Впереди было еще более пяти лет «другой жизни» Дау, но писать об этом грустно и тяжело. Мы навсегда запомнили Дау таким, каким он был до своей первой смерти, и навсегда будем благодарны судьбе за то, что наши жизни как-то соприкасались.
«МОЛОДЫЕ ЛЮДИ»
Дау был очень тощ. Он влетал к нам в комнату, складывался в кресле, скрутив ноги винтом, потирая руки характерным угловатым жестом — широко растопырив локти, и начинал какой-либо оживленный разговор. Эти моменты мы очень любили (мы — это трое: И. Е. Дзялошинский, Л. П. Питаевский и я, в то время самые молодые сотрудники теоретического отдела ИФП). Предмет очередной беседы мог быть самый разнообразный. В частности, она могла явиться продолжением предыдущего разговора на научную тему, продолжением непосредственно с того места, где он прервался в прошлый раз. В этом случае беседа могла сразу пойти на высоких тонах. Правда, дозволялось спорить.

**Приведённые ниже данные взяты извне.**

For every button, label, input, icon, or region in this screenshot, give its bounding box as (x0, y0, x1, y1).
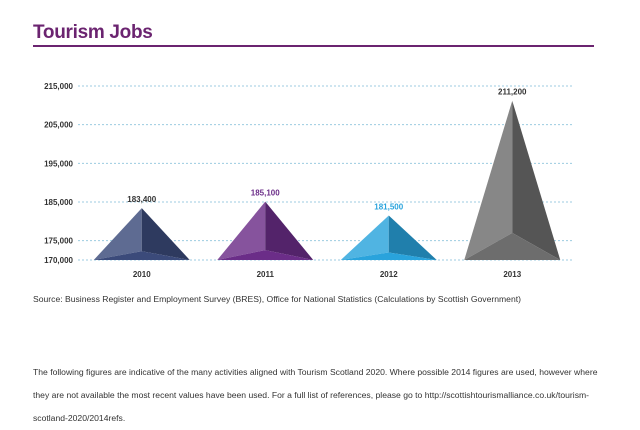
source-note: Source: Business Register and Employment… (33, 294, 521, 304)
pyramid-face-left (93, 208, 142, 260)
y-tick-label: 205,000 (44, 121, 73, 130)
y-tick-label: 215,000 (44, 82, 73, 91)
value-label: 183,400 (127, 195, 156, 204)
footnote-paragraph: The following figures are indicative of … (33, 367, 598, 423)
pyramid-face-front (464, 232, 561, 260)
pyramid-bar (464, 100, 561, 261)
x-tick-label: 2013 (503, 270, 521, 279)
x-axis-ticks: 2010 2011 2012 2013 (133, 270, 522, 279)
pyramid-face-left (340, 215, 389, 260)
y-axis-ticks: 170,000 175,000 185,000 195,000 205,000 215,0… (44, 82, 73, 265)
chart-title: Tourism Jobs (33, 22, 153, 43)
pyramid-face-left (464, 100, 513, 261)
y-tick-label: 170,000 (44, 256, 73, 265)
pyramid-face-right (141, 208, 190, 260)
pyramid-face-front (93, 251, 190, 260)
value-label: 211,200 (498, 88, 527, 97)
x-tick-label: 2011 (257, 270, 275, 279)
value-label: 181,500 (374, 203, 403, 212)
x-tick-label: 2010 (133, 270, 151, 279)
tourism-jobs-chart: 170,000 175,000 185,000 195,000 205,000 215,0… (44, 82, 572, 279)
pyramid-face-right (512, 100, 561, 261)
pyramid-face-right (265, 201, 314, 260)
pyramid-face-front (217, 250, 314, 260)
y-tick-label: 195,000 (44, 159, 73, 168)
bars-layer (93, 100, 561, 261)
y-tick-label: 175,000 (44, 237, 73, 246)
pyramid-bar (340, 215, 437, 260)
pyramid-bar (93, 208, 190, 260)
y-tick-label: 185,000 (44, 198, 73, 207)
x-tick-label: 2012 (380, 270, 398, 279)
pyramid-bar (217, 201, 314, 260)
pyramid-face-left (217, 201, 266, 260)
pyramid-face-front (340, 252, 437, 260)
value-label: 185,100 (251, 189, 280, 198)
title-divider (33, 45, 594, 47)
value-labels-layer: 183,400 185,100 181,500 211,200 (127, 88, 527, 212)
pyramid-face-right (388, 215, 437, 260)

Если удавалось ввернуть что-то дельное, что заставляло Дау задуматься, он несколько утихал. Увы, это происходило не всегда — чаще, конечно, Дау бывал прав. В подобных случаях могла последовать выразительная воспитательная речь — мы-де начали лениться или мы-де слишком много философствуем и размышляем вместо того, чтобы работать, а работать — это значит писать чернилами на бумаге! «Просто так думать, — говорил Дау, — очень трудно, а все время думать — невозможно. Работать надо!» Попутно Дау замечал, что классики марксизма давно доказали, что только труд создал человека, и с удовольствием приводил какой-нибудь пример, когда, скажем, ученого избрали в академики, а он пссле этого, как ему, Дау, кажется, перестал работать. «Вы же видите, — втолковывал Дау, — он вот-вот опять залезет на дерево!» Сделав несколько подобных замечаний, Дау искал другие темы. Но иногда Дау выскакивал в раздражении. Это было очень неприятно — конечно, мы Дау побаивались. У меня сейчас есть понимание, что нас троих Дау по молодости нашей слегка щадил — я сам видел несколько сцен, когда Дау в отчаянии топал ногами, воздевая руки к небу, и вообще вопил и был довольно разнообразен в эпитетах, если считал, что преподносимый ему научный результат есть, как он говорил, вранье!
Правда, мы все трое были довольно самолюбивы и старались зря к нему не лезть.